I have some questions about the memory layout of a program in Linux. I know from various sources (I'm reading "Programming from the Ground Up") that each section is loaded into it's own region of memory. The text section loads first at virtual address 0x8048000, the data section is loaded immediately after that, next is the bss section, followed by the heap and the stack.

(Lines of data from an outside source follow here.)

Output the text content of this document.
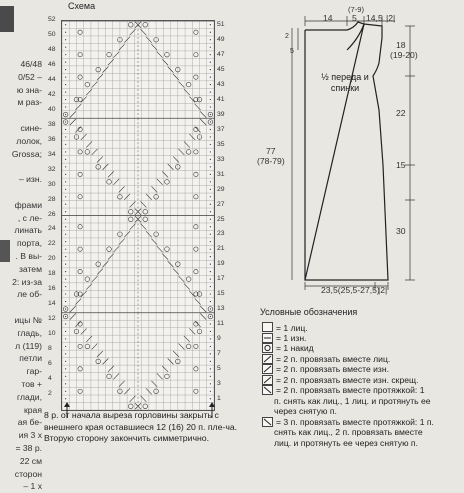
46/48
0/52 –
ю зна-
м раз-
синe-
лолок,
Grossa;
– изн.
фрами
, с ле-
линать
порта,
. В вы-
затем
2: из-за
ле об-
ицы №
гладь,
л (119)
петли
гар-
тов +
глади,
края
ая бе-
ия 3 х
= 38 р.
22 см
сторон
– 1 х
Схема
51
49
47
45
43
41
39
37
35
33
31
29
27
25
23
21
19
17
15
13
11
9
7
5
3
1
52
50
48
46
44
42
40
38
36
34
32
30
28
26
24
22
20
18
16
14
12
10
8
6
4
2
8 р. от начала выреза горловины закрыть с внешнего края оставшиеся 12 (16) 20 п. пле-ча. Вторую сторону закончить симметрично.
14
(7-9)
5 14,5 |2|
2
5
18
(19-20)
22
15
30
77
(78-79)
23,5(25,5-27,5)
|2|
½ переда и спинки
Условные обозначения
= 1 лиц.
= 1 изн.
= 1 накид
= 2 п. провязать вместе лиц.
= 2 п. провязать вместе изн.
= 2 п. провязать вместе изн. скрещ.
= 2 п. провязать вместе протяжкой: 1
п. снять как лиц., 1 лиц. и протянуть ее
через снятую п.
= 3 п. провязать вместе протяжкой: 1 п.
снять как лиц., 2 п. провязать вместе
лиц. и протянуть ее через снятую п.
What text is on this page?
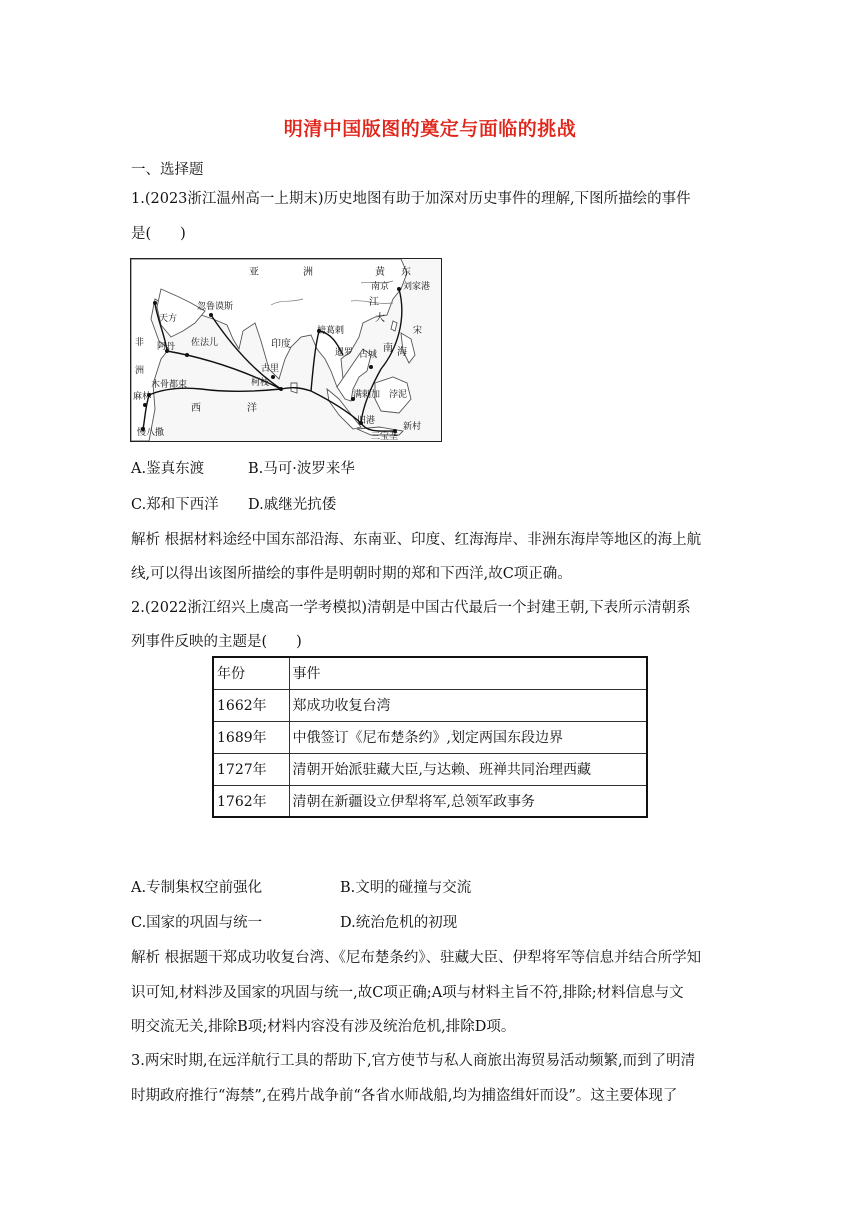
明清中国版图的奠定与面临的挑战
一、选择题
1.(2023浙江温州高一上期末)历史地图有助于加深对历史事件的理解,下图所描绘的事件
是(　　)
亚	洲	黄 东
刘家港
南京
江
大
忽鲁谟斯
天方
阿丹 佐法儿
非
洲
榜葛剌
印度
古里
柯枝
暹罗 占城
南 海
木骨都束
麻林
慢八撒
西	洋
满剌加
旧港
三宝垄
新村
浡泥
宋
A.鉴真东渡	B.马可·波罗来华
C.郑和下西洋 D.戚继光抗倭
解析 根据材料途经中国东部沿海、东南亚、印度、红海海岸、非洲东海岸等地区的海上航
线,可以得出该图所描绘的事件是明朝时期的郑和下西洋,故C项正确。
2.(2022浙江绍兴上虞高一学考模拟)清朝是中国古代最后一个封建王朝,下表所示清朝系
列事件反映的主题是(　　)
年份	事件
1662年	郑成功收复台湾
1689年	中俄签订《尼布楚条约》,划定两国东段边界
1727年	清朝开始派驻藏大臣,与达赖、班禅共同治理西藏
1762年	清朝在新疆设立伊犁将军,总领军政事务
A.专制集权空前强化	B.文明的碰撞与交流
C.国家的巩固与统一	D.统治危机的初现
解析 根据题干郑成功收复台湾、《尼布楚条约》、驻藏大臣、伊犁将军等信息并结合所学知
识可知,材料涉及国家的巩固与统一,故C项正确;A项与材料主旨不符,排除;材料信息与文
明交流无关,排除B项;材料内容没有涉及统治危机,排除D项。
3.两宋时期,在远洋航行工具的帮助下,官方使节与私人商旅出海贸易活动频繁,而到了明清
时期政府推行“海禁”,在鸦片战争前“各省水师战船,均为捕盗缉奸而设”。这主要体现了
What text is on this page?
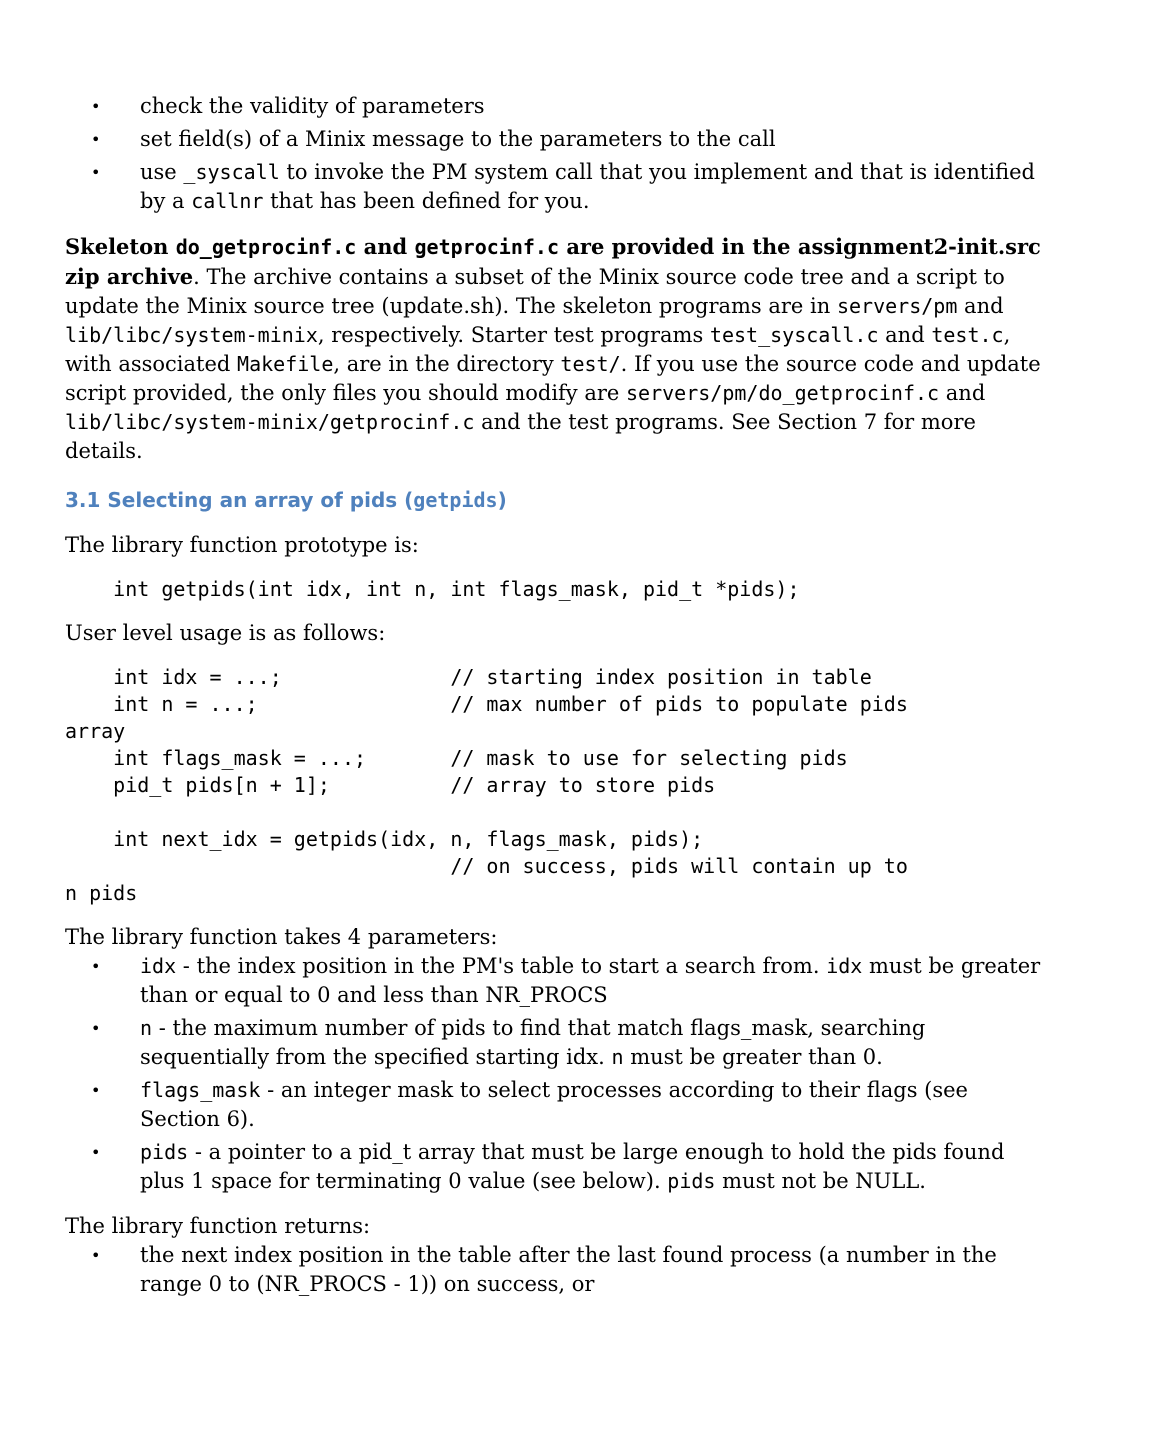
• check the validity of parameters
• set field(s) of a Minix message to the parameters to the call
• use _syscall to invoke the PM system call that you implement and that is identified by a callnr that has been defined for you.

Skeleton do_getprocinf.c and getprocinf.c are provided in the assignment2-init.src zip archive. The archive contains a subset of the Minix source code tree and a script to update the Minix source tree (update.sh). The skeleton programs are in servers/pm and lib/libc/system-minix, respectively. Starter test programs test_syscall.c and test.c, with associated Makefile, are in the directory test/. If you use the source code and update script provided, the only files you should modify are servers/pm/do_getprocinf.c and lib/libc/system-minix/getprocinf.c and the test programs. See Section 7 for more details.

3.1 Selecting an array of pids (getpids)

The library function prototype is:

int getpids(int idx, int n, int flags_mask, pid_t *pids);

User level usage is as follows:

int idx = ...;              // starting index position in table
int n = ...;                // max number of pids to populate pids
array
int flags_mask = ...;       // mask to use for selecting pids
pid_t pids[n + 1];          // array to store pids

int next_idx = getpids(idx, n, flags_mask, pids);
// on success, pids will contain up to
n pids

The library function takes 4 parameters:

• idx - the index position in the PM's table to start a search from. idx must be greater than or equal to 0 and less than NR_PROCS
• n - the maximum number of pids to find that match flags_mask, searching sequentially from the specified starting idx. n must be greater than 0.
• flags_mask - an integer mask to select processes according to their flags (see Section 6).
• pids - a pointer to a pid_t array that must be large enough to hold the pids found plus 1 space for terminating 0 value (see below). pids must not be NULL.

The library function returns:

• the next index position in the table after the last found process (a number in the range 0 to (NR_PROCS - 1)) on success, or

To experiment with the layout I made this program in assembly. First it prints the addresses of some labels and calculates the system break point. Then it enters into an infinite loop. The loop increments a pointer and then it tries to access the memory at that address, at some point a segmentation fault will exit the program (I did this intentionally).
This is the program:
.section .data
start_data:
str_mem_access:
.ascii "Accessing address: 0x%x\n\0"
str_data_start:
.ascii "Data section start at: 0x%x\n\0"
str_data_end:
.ascii "Data section ends at: 0x%x\n\0"
str_bss_start:
.ascii "bss section starts at: 0x%x\n\0"
str_bss_end:
.ascii "bss section ends at: 0x%x\n\0"
str_text_start:
.ascii "text section starts at: 0x%x\n\0"
str_text_end:
.ascii "text section ends at: 0x%x\n\0"
str_break:
.ascii "break at: 0x%x\n\0"
end_data:
.section .bss
start_bss:
.lcomm buffer, 500
.lcomm buffer2, 250
end_bss:
.section .text
start_text:
.globl _start
_start:
# print address of start_text label
pushl $start_text
pushl $str_text_start
call printf
addl $8, %esp
# print address of end_text label
pushl $end_text
pushl $str_text_end
call printf
addl $8, %esp
# print address of start_data label
pushl $start_data
pushl $str_data_start
call printf
addl $8, %esp
# print address of end_data label
pushl $end_data
pushl $str_data_end
call printf
addl $8, %esp
# print address of start_bss label
pushl $start_bss
pushl $str_bss_start
call printf
addl $8, %esp
# print address of end_bss label
pushl $end_bss
pushl $str_bss_end
call printf
addl $8, %esp
# get last usable virtual memory address
movl $45, %eax
movl $0, %ebx
int $0x80
incl %eax # system break address
# print system break
pushl %eax
pushl $str_break
call printf
addl $4, %esp
movl $start_text, %ebx
loop:
# print address
pushl %ebx
pushl $str_mem_access
call printf
addl $8, %esp
# access address
# segmentation fault here
movb (%ebx), %dl
incl %ebx
jmp loop
end_loop:
movl $1, %eax
movl $0, %ebx
int $0x80
end_text:
And this the relevant parts of the output (this is Debian 32bit):
text section starts at: 0x8048190
text section ends at: 0x804823b
Data section start at: 0x80492ec
Data section ends at: 0x80493c0
bss section starts at: 0x80493c0
bss section ends at: 0x80493c0
break at: 0x83b4001
Accessing address: 0x8048190
Accessing address: 0x8048191
Accessing address: 0x8048192
[...]
Accessing address: 0x8049fff
Accessing address: 0x804a000
Violación de segmento
My questions are:
1) Why is my program starting at address 0x8048190 instead of 0x8048000? With this I guess that the instruction at the "_start" label is not the first thing to load, so what's between the addresses 0x8048000 and 0x8048190?
2) Why is there a gap between the end of the text section and the start of the data section?
3) The bss start and end addresses are the same. I assume that the two buffers are stored somewhere else, is this correct?
4) If the system break point is at 0x83b4001, why I get the segmentation fault earlier at 0x804a000?